Read an interview with Abbot John Klassen, OSB, on the importance of the files and their role in the abbey’s decades-long journey to help the healing of survivors, to hold offending monks accountable and to prevent abuse. The interview is here.
Certain portions of these disclosed documents have been obscured (i.e, the names of victims and uninvolved persons, and social security numbers). These mark-ups, or redactions, were made out of concern for the rights and privacy of private persons, and to protect the rights and privacy of victims of sexual abuse.
The Walk-In Counseling Center in Minneapolis, MN, which has been engaged by Saint John’s Abbey to offer assistance to anyone who may have experienced abuse by a monk of the Abbey. Contact Mr. Gary Schoener. Telephone (612) 870-0565.
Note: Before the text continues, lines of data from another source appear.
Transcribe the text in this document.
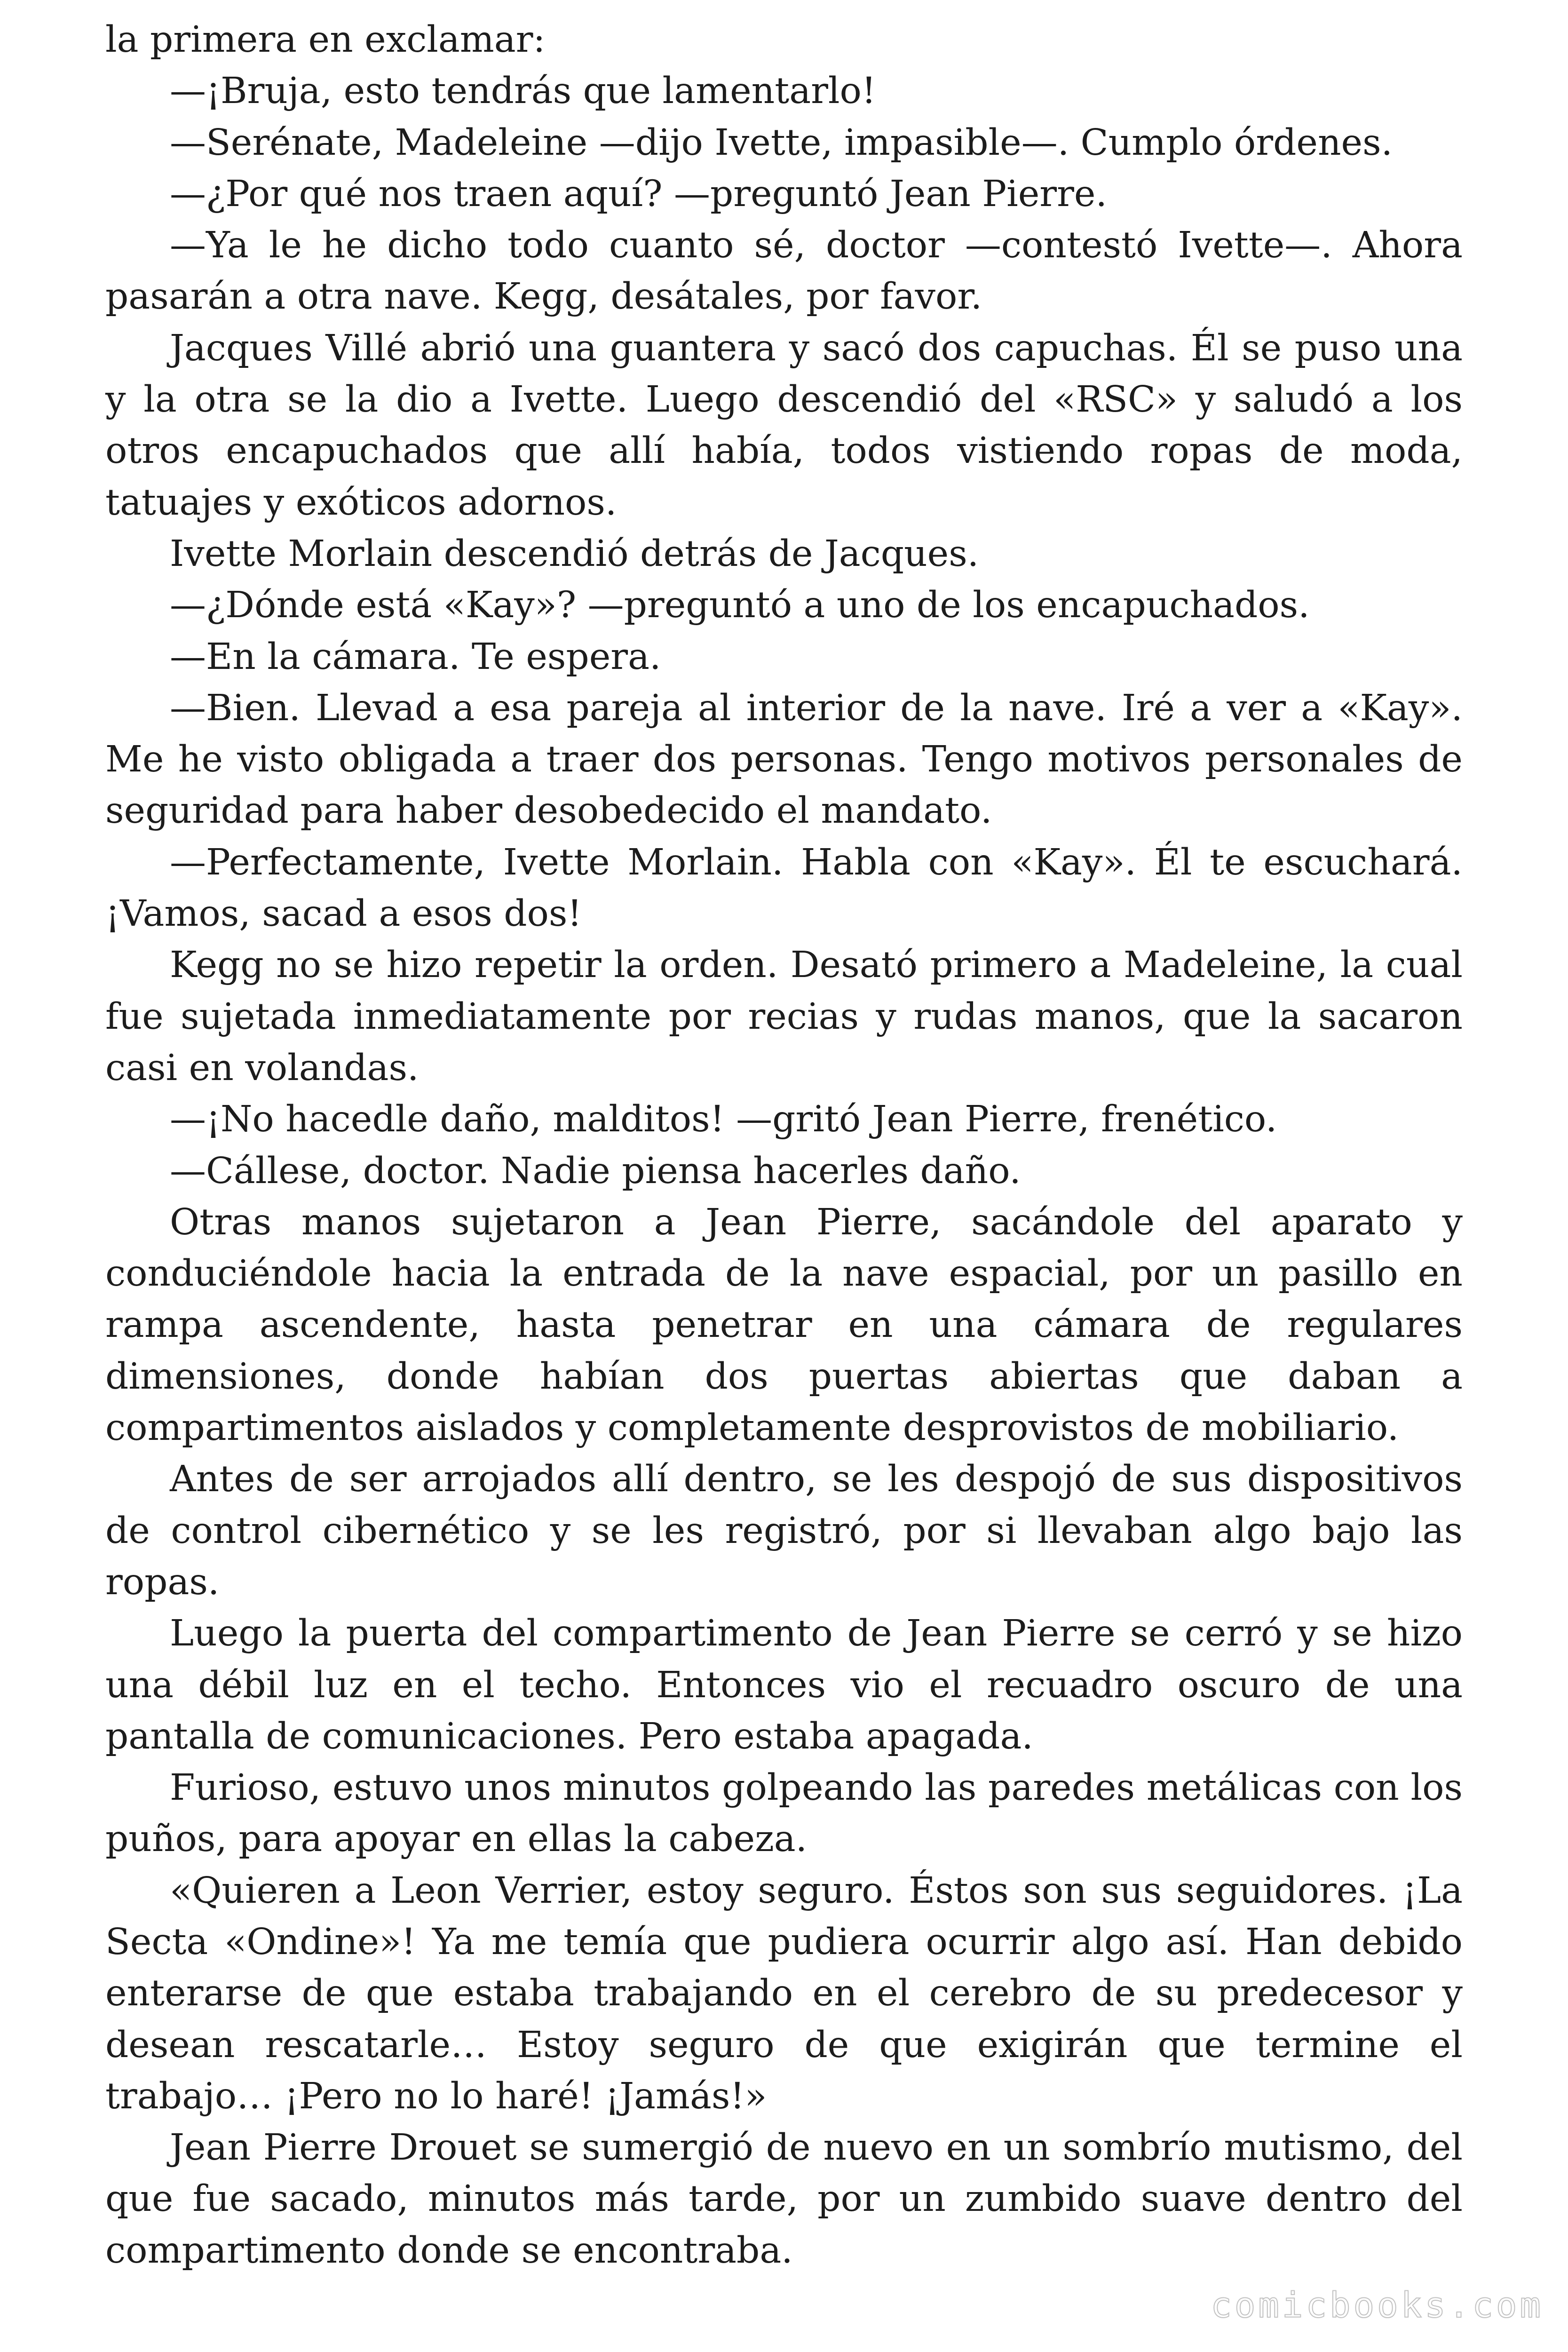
la primera en exclamar:

—¡Bruja, esto tendrás que lamentarlo!

—Serénate, Madeleine —dijo Ivette, impasible—. Cumplo órdenes.

—¿Por qué nos traen aquí? —preguntó Jean Pierre.

—Ya le he dicho todo cuanto sé, doctor —contestó Ivette—. Ahora pasarán a otra nave. Kegg, desátales, por favor.

Jacques Villé abrió una guantera y sacó dos capuchas. Él se puso una y la otra se la dio a Ivette. Luego descendió del «RSC» y saludó a los otros encapuchados que allí había, todos vistiendo ropas de moda, tatuajes y exóticos adornos.

Ivette Morlain descendió detrás de Jacques.

—¿Dónde está «Kay»? —preguntó a uno de los encapuchados.

—En la cámara. Te espera.

—Bien. Llevad a esa pareja al interior de la nave. Iré a ver a «Kay». Me he visto obligada a traer dos personas. Tengo motivos personales de seguridad para haber desobedecido el mandato.

—Perfectamente, Ivette Morlain. Habla con «Kay». Él te escuchará. ¡Vamos, sacad a esos dos!

Kegg no se hizo repetir la orden. Desató primero a Madeleine, la cual fue sujetada inmediatamente por recias y rudas manos, que la sacaron casi en volandas.

—¡No hacedle daño, malditos! —gritó Jean Pierre, frenético.

—Cállese, doctor. Nadie piensa hacerles daño.

Otras manos sujetaron a Jean Pierre, sacándole del aparato y conduciéndole hacia la entrada de la nave espacial, por un pasillo en rampa ascendente, hasta penetrar en una cámara de regulares dimensiones, donde habían dos puertas abiertas que daban a compartimentos aislados y completamente desprovistos de mobiliario.

Antes de ser arrojados allí dentro, se les despojó de sus dispositivos de control cibernético y se les registró, por si llevaban algo bajo las ropas.

Luego la puerta del compartimento de Jean Pierre se cerró y se hizo una débil luz en el techo. Entonces vio el recuadro oscuro de una pantalla de comunicaciones. Pero estaba apagada.

Furioso, estuvo unos minutos golpeando las paredes metálicas con los puños, para apoyar en ellas la cabeza.

«Quieren a Leon Verrier, estoy seguro. Éstos son sus seguidores. ¡La Secta «Ondine»! Ya me temía que pudiera ocurrir algo así. Han debido enterarse de que estaba trabajando en el cerebro de su predecesor y desean rescatarle… Estoy seguro de que exigirán que termine el trabajo… ¡Pero no lo haré! ¡Jamás!»

Jean Pierre Drouet se sumergió de nuevo en un sombrío mutismo, del que fue sacado, minutos más tarde, por un zumbido suave dentro del compartimento donde se encontraba.

comicbooks.com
Is the transparency Initiative something new? Abbot: The name, Transparency Initiative, captures a 30-year record of the abbey taking effective actions to reach out to survivors, to hold offending monks accountable and to prevent abuse. Those who review the files will see a decades-long record of the abbey making public the names of monks who have offended, public outreach through the media to other potential survivors and a history of effective actions the abbey has taken to prevent abuse. The actions have been extraordinary and effective. We know of no incident of sexual abuse of a minor by a monk of Saint John’s in more than two decades.
Why aren’t the files of other monks who have been accused of abuse included? Abbot: The abbey has released comprehensive files of all monks who likely have offended against minors. When credible allegations have been presented, the abbey rigorously has implemented its sexual abuse policy regardless of the monk involved. This policy requires a thorough investigation of the claim by an expert, objective third-party. While some allegations have garnered headlines, the detailed and objective investigation found the claims to be unsubstantiated. The files released in the Transparency Initiative are those of all the monks, past and present, who have likely offended against minors. Claims that there are other offenders are simply false.
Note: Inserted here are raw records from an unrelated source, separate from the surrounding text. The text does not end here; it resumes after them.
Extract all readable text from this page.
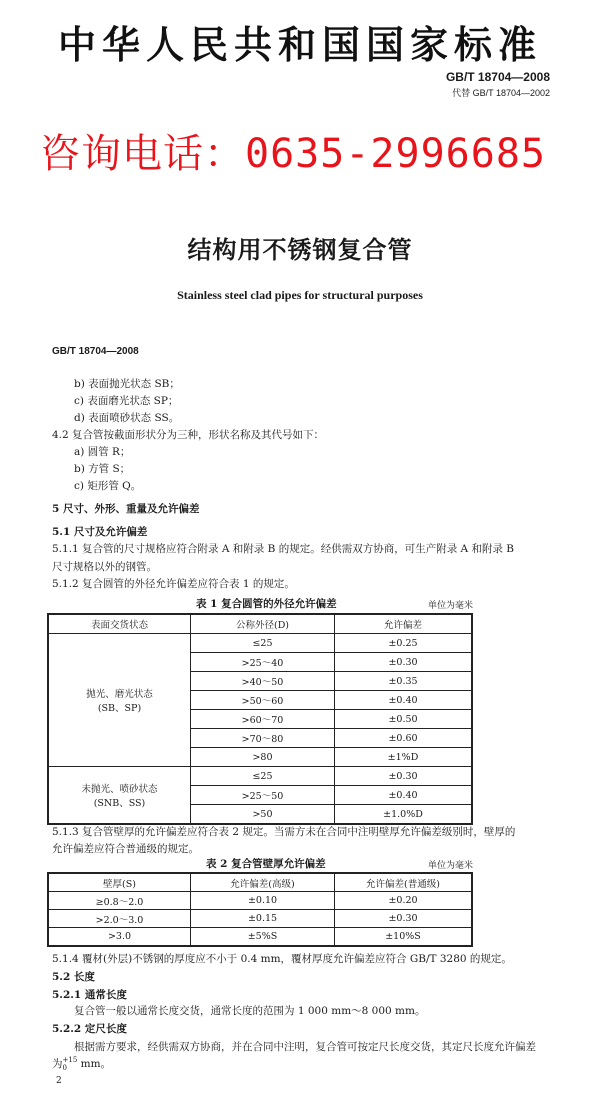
中华人民共和国国家标准
GB/T 18704—2008
代替 GB/T 18704—2002
咨询电话：0635-2996685
结构用不锈钢复合管
Stainless steel clad pipes for structural purposes
GB/T 18704—2008
b) 表面抛光状态 SB；
c) 表面磨光状态 SP；
d) 表面喷砂状态 SS。
4.2 复合管按截面形状分为三种，形状名称及其代号如下：
a) 圆管 R；
b) 方管 S；
c) 矩形管 Q。
5 尺寸、外形、重量及允许偏差
5.1 尺寸及允许偏差
5.1.1 复合管的尺寸规格应符合附录 A 和附录 B 的规定。经供需双方协商，可生产附录 A 和附录 B
尺寸规格以外的钢管。
5.1.2 复合圆管的外径允许偏差应符合表 1 的规定。
表 1 复合圆管的外径允许偏差	单位为毫米
表面交货状态	公称外径(D)	允许偏差

抛光、磨光状态
(SB、SP)	≤25	±0.25
	>25～40	±0.30
	>40～50	±0.35
	>50～60	±0.40
	>60～70	±0.50
	>70～80	±0.60
	>80	±1%D

未抛光、喷砂状态
(SNB、SS)	≤25	±0.30
	>25～50	±0.40
	>50	±1.0%D
5.1.3 复合管壁厚的允许偏差应符合表 2 规定。当需方未在合同中注明壁厚允许偏差级别时，壁厚的
允许偏差应符合普通级的规定。
表 2 复合管壁厚允许偏差	单位为毫米
壁厚(S)	允许偏差(高级)	允许偏差(普通级)
≥0.8～2.0	±0.10	±0.20
>2.0～3.0	±0.15	±0.30
>3.0	±5%S	±10%S
5.1.4 覆材(外层)不锈钢的厚度应不小于 0.4 mm，覆材厚度允许偏差应符合 GB/T 3280 的规定。
5.2 长度
5.2.1 通常长度
复合管一般以通常长度交货，通常长度的范围为 1 000 mm～8 000 mm。
5.2.2 定尺长度
根据需方要求，经供需双方协商，并在合同中注明，复合管可按定尺长度交货，其定尺长度允许偏差
为+15
0 mm。
2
How do the files help survivors of abuse? Abbot: The release of the files is an acknowledgement of the harm that has been done. The files share heartbreaking and tragic details of suffering inflicted on survivors of misconduct. We in the monastic community grieve the pain and suffering of those who have been harmed, whose lives have been diminished by the pain they suffered. Survivors will find in these files a commitment to holding accountable those monks who have offended and a consistent record of effective actions to prevent abuse. It also is important that survivors – those who have come forward and those who have not yet made that decision – have complete and accurate information. The files provide that information.
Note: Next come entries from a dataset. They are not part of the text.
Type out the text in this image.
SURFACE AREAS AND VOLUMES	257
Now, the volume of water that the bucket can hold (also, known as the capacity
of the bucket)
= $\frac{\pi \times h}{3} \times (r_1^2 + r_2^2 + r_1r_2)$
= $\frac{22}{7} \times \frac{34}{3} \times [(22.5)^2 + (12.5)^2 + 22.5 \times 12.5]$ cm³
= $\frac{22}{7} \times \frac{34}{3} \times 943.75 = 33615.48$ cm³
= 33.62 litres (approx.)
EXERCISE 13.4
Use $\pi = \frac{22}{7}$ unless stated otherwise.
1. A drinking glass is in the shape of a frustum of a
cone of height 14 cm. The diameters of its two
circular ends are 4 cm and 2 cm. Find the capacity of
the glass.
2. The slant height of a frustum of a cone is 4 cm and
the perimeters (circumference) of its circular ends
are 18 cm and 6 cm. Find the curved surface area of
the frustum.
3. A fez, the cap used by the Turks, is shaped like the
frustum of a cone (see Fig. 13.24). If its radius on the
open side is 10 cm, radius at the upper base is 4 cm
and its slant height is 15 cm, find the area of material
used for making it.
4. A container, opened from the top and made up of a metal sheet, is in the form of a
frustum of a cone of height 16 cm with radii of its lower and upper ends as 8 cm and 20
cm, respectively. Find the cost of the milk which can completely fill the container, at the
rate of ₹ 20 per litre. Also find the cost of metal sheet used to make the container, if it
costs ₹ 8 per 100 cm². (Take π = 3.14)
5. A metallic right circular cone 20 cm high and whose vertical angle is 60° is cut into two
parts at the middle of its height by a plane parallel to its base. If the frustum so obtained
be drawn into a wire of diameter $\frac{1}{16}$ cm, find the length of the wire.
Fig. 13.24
Is the information in the files relevant to others? Abbot: Absolutely. It is important to evaluate the files in the context of a journey the abbey has been taking for the past quarter century or more. The release of the files is not the destination. The destination is defined by three critical goals: First, contributing to the healing of survivors; Second, holding accountable those monks who have offended; and, Third, preventing new incidents of abuse. The importance of the files and their release is not so much in their detail — although, we are hopeful that survivors will see in the detail the abbey’s commitment to acknowledging the harm that has been done and the priority we have placed on accountability — but the record the files collectively show of the abbey’s initiatives to reach out to survivors and to prevent new cases of abuse. What often gets lost in today’s headlines is that because of the effective actions the abbey has taken we know of no incident of sexual abuse of a minor by a monk of St. John’s in more than two decades.